A couple of months ago, the U.S. Virgin Islands Attorney General Claude Walker subpoenaed ExxonMobil for the release of over 40 years of documents pertaining to internal discussions and knowledge around the subject of climate change. ExxonMobil challenged the subpoena. Completely coincidentally (read: not coincidentally at all), Republicans like Texan climate denier Rep. Lamar Smith sent letters off to Attorney General Claude Walker and 16 other state attorneys general warning them that pursuing ExxonMobil in this way was an attack on the First Amendment. Yes. They went that direction with it. Good news for tree huggers everywhere as a Texas judge has ruled against ExxonMobil’s plea to have their challenge heard in state or federal court.
"After careful consideration of the Motion, the response, the reply, the applicable law, and the relevant portions of the record, the Court DENIES the Motion," according to Kinkeade's
two-sentence order.
The ruling, unless appealed by Exxon, means the case will begin winding its way through the Fort Worth division of the federal court for the Northern District of Texas. Walker and the attorneys hired by the Virgin Islands to handle the investigation now have until July 12 to respond to
Exxon's original lawsuit seeking to block the subpoena.

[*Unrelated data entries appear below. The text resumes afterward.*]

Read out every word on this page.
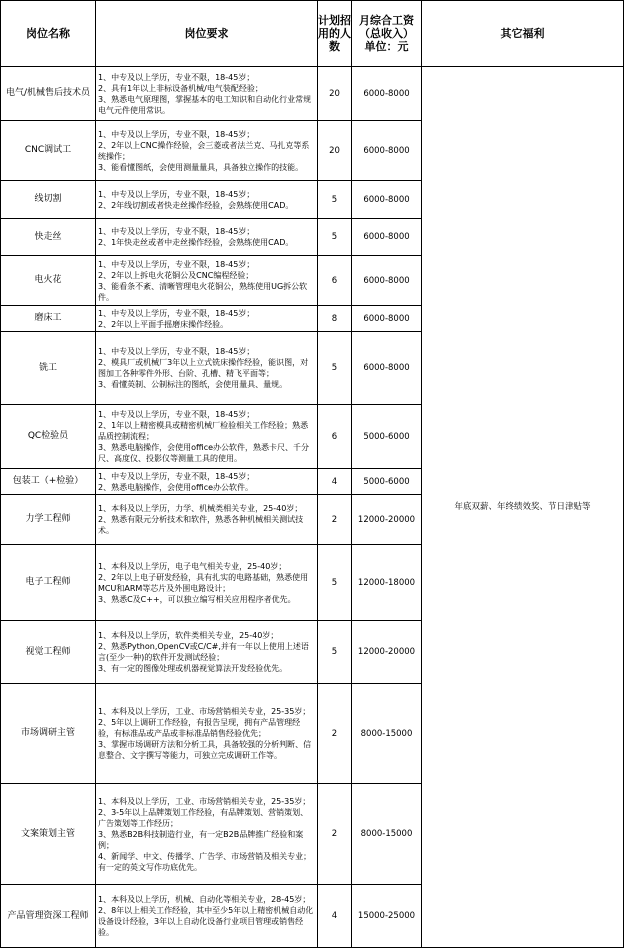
岗位名称	岗位要求	计划招
用的人
数	月综合工资
（总收入）
单位：元	其它福利
电气/机械售后技术员	1、中专及以上学历，专业不限，18-45岁；
2、具有1年以上非标设备机械/电气装配经验；
3、熟悉电气原理图，掌握基本的电工知识和自动化行业常规电气元件使用常识。	20	6000-8000	年底双薪、年终绩效奖、节日津贴等
CNC调试工	1、中专及以上学历，专业不限，18-45岁；
2、2年以上CNC操作经验，会三菱或者法兰克、马扎克等系统操作；
3、能看懂图纸，会使用测量量具，具备独立操作的技能。	20	6000-8000	
线切割	1、中专及以上学历，专业不限，18-45岁；
2、2年线切割或者快走丝操作经验，会熟练使用CAD。	5	6000-8000	
快走丝	1、中专及以上学历，专业不限，18-45岁；
2、1年快走丝或者中走丝操作经验，会熟练使用CAD。	5	6000-8000	
电火花	1、中专及以上学历，专业不限，18-45岁；
2、2年以上拆电火花铜公及CNC编程经验；
3、能看条不紊、清晰管理电火花铜公，熟练使用UG拆公软件。	6	6000-8000	
磨床工	1、中专及以上学历，专业不限，18-45岁；
2、2年以上平面手摇磨床操作经验。	8	6000-8000	
铣工	1、中专及以上学历，专业不限，18-45岁；
2、模具厂或机械厂3年以上立式铣床操作经验，能识图，对图加工各种零件外形、台阶、孔槽、精飞平面等；
3、看懂英制、公制标注的图纸，会使用量具、量规。	5	6000-8000	
QC检验员	1、中专及以上学历，专业不限，18-45岁；
2、1年以上精密模具或精密机械厂检验相关工作经验；熟悉品质控制流程；
3、熟悉电脑操作，会使用office办公软件，熟悉卡尺、千分尺、高度仪、投影仪等测量工具的使用。	6	5000-6000	
包装工（+检验）	1、中专及以上学历，专业不限，18-45岁；
2、熟悉电脑操作，会使用office办公软件。	4	5000-6000	
力学工程师	1、本科及以上学历，力学、机械类相关专业，25-40岁；
2、熟悉有限元分析技术和软件，熟悉各种机械相关测试技术。	2	12000-20000	
电子工程师	1、本科及以上学历，电子电气相关专业，25-40岁；
2、2年以上电子研发经验，具有扎实的电路基础，熟悉使用MCU和ARM等芯片及外围电路设计；
3、熟悉C及C++，可以独立编写相关应用程序者优先。	5	12000-18000	
视觉工程师	1、本科及以上学历，软件类相关专业，25-40岁；
2、熟悉Python,OpenCV或C/C#,并有一年以上使用上述语言(至少一种)的软件开发测试经验；
3、有一定的图像处理或机器视觉算法开发经验优先。	5	12000-20000	
市场调研主管	1、本科及以上学历，工业、市场营销相关专业，25-35岁；
2、5年以上调研工作经验，有报告呈现，拥有产品管理经验，有标准品或产品或非标准品销售经验优先；
3、掌握市场调研方法和分析工具，具备较强的分析判断、信息整合、文字撰写等能力，可独立完成调研工作等。	2	8000-15000	
文案策划主管	1、本科及以上学历，工业、市场营销相关专业，25-35岁；
2、3-5年以上品牌策划工作经验，有品牌策划、营销策划、广告策划等工作经历；
3、熟悉B2B科技制造行业，有一定B2B品牌推广经验和案例；
4、新闻学、中文、传播学、广告学、市场营销及相关专业；有一定的英文写作功底优先。	2	8000-15000	
产品管理资深工程师	1、本科及以上学历，机械、自动化等相关专业，28-45岁；
2、8年以上相关工作经验，其中至少5年以上精密机械自动化设备设计经验，3年以上自动化设备行业项目管理或销售经验。	4	15000-25000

This is a small bit of good news but it is good news. ExxonMobil wanted the state court system to try their challenge because they believed they could get a friendlier decision. It also would have started their tier of litigation on the state level which they could, regardless of the decision, appeal higher and higher, thus dragging out the process for a longer period of time. They will still try to drag this out, but not in the state courts, it seems.